When I was a child, I rarely got in trouble. My parents more often than not did not have to discipline me often. My Dad would just give me “the look” and I would start crying. I was a softie, sensitive, and a crybaby.
As I grew older I lost a lot of my sensitive side. At times it was because I would suppress the urge to cry, or lock myself in my room where nobody could see my hurts and pain. This was not healthy.
Then came a time in my life where I just didn’t cry. At this time it wasn’t that I would suppress my feelings, it’s just that the tears weren’t there. This lasted for several years, mostly throughout my early twenties.
All of this changed before I left on the Race. I recall one night about a month before I left, lying in my bed thinking about how I wouldn’t see my family for almost a year. I cried. I then shared a good cry with my parents over that.
Then the goodbyes and the thank you’s for all of those that have supported me, loved me, and invested in me throughout the years brought me to tears. I cried over those too.
I cried at the airport saying goodbye to my family. That was tough. My whole family cried.
Going into the Race I expected to cry a lot this year. I was sure that the things that I saw would move me to tears. I was okay with that. Surprisingly that really hasn’t happened much. I have lived in slums where I went to sleep at night to the sound of gunshots and almost all of the children there were abused. I have played with children that were days away from being sold into sexual slavery. I have stood in a church full of people who had lost literally everything they had due to a mudslide. In these situations and many more I would usually stand there in a surreal state of mind, not being able to believe what I was seeing, hearing, and experiencing. In these moments I just couldn’t grasp what the realities of the present moment were offering me, hence the reason why I wasn’t really moved to tears.

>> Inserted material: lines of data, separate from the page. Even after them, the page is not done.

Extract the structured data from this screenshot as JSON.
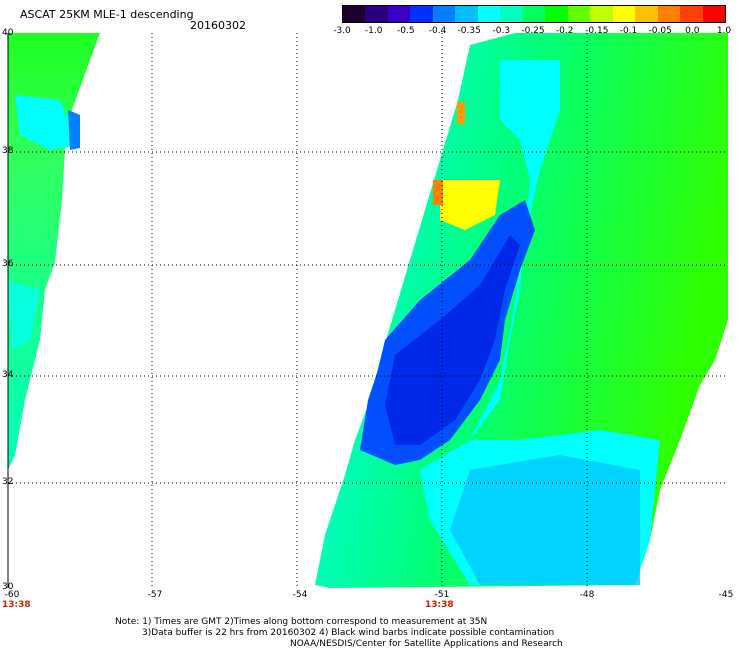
{
  "title": "ASCAT 25KM MLE-1 descending",
  "date": "20160302",
  "colorbar": {
    "labels": [
      "-3.0",
      "-1.0",
      "-0.5",
      "-0.4",
      "-0.35",
      "-0.3",
      "-0.25",
      "-0.2",
      "-0.15",
      "-0.1",
      "-0.05",
      "0.0",
      "1.0"
    ],
    "colors": [
      "#1a0030",
      "#2a0080",
      "#3a00c8",
      "#0030ff",
      "#0080ff",
      "#00c0ff",
      "#00ffff",
      "#00ffc0",
      "#00ff60",
      "#00ff00",
      "#60ff00",
      "#c0ff00",
      "#ffff00",
      "#ffc000",
      "#ff8000",
      "#ff4000",
      "#ff0000"
    ]
  },
  "axes": {
    "x_labels": [
      "-60",
      "-57",
      "-54",
      "-51",
      "-48",
      "-45"
    ],
    "y_labels": [
      "40",
      "38",
      "36",
      "34",
      "32",
      "30"
    ]
  },
  "pass_times": [
    "13:38",
    "13:38"
  ],
  "notes": [
    "Note: 1) Times are GMT 2)Times along bottom correspond to measurement at 35N",
    "3)Data buffer is 22 hrs from 20160302 4) Black wind barbs indicate possible contamination",
    "NOAA/NESDIS/Center for Satellite Applications and Research"
  ]
}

However, recently I have learned something. As the Race goes on I find that I cry when I least expect it. Almost without fail the moments I cry are when I am telling someone what I saw or experienced months ago. For some reason I can go months with things I have seen on my mind, without showing much emotion, however, when I speak about it out loud it becomes real to me. This was evident when a little over a week ago I was at the Parent Vision Trip speaking about my experiences these last months abroad. As I spoke I began to talk about my little friend Vot, who so much reminded me of an old student I used to teach back in the States. As I talked about Vot and the realities of his hard little life, I began to feel how real his pain, his suffering, and his life of poverty really was. I cried. It went from seeing, to thinking about it, to it becoming real somehow when I began to talk about it.
Even as a sat with my parents eating pizza spending quality time with them reminiscing about the last 8 months of the Race, I began to recall something from month two of the race and broke down crying.
As my Race draws to an end and I have less than three months to return home I am realizing that there may be many tears in conversations back home. As I tell about where this year has brought me, and the people I have met, I may cry because as I speak of people and places I have been, they somehow become real to me in a new way.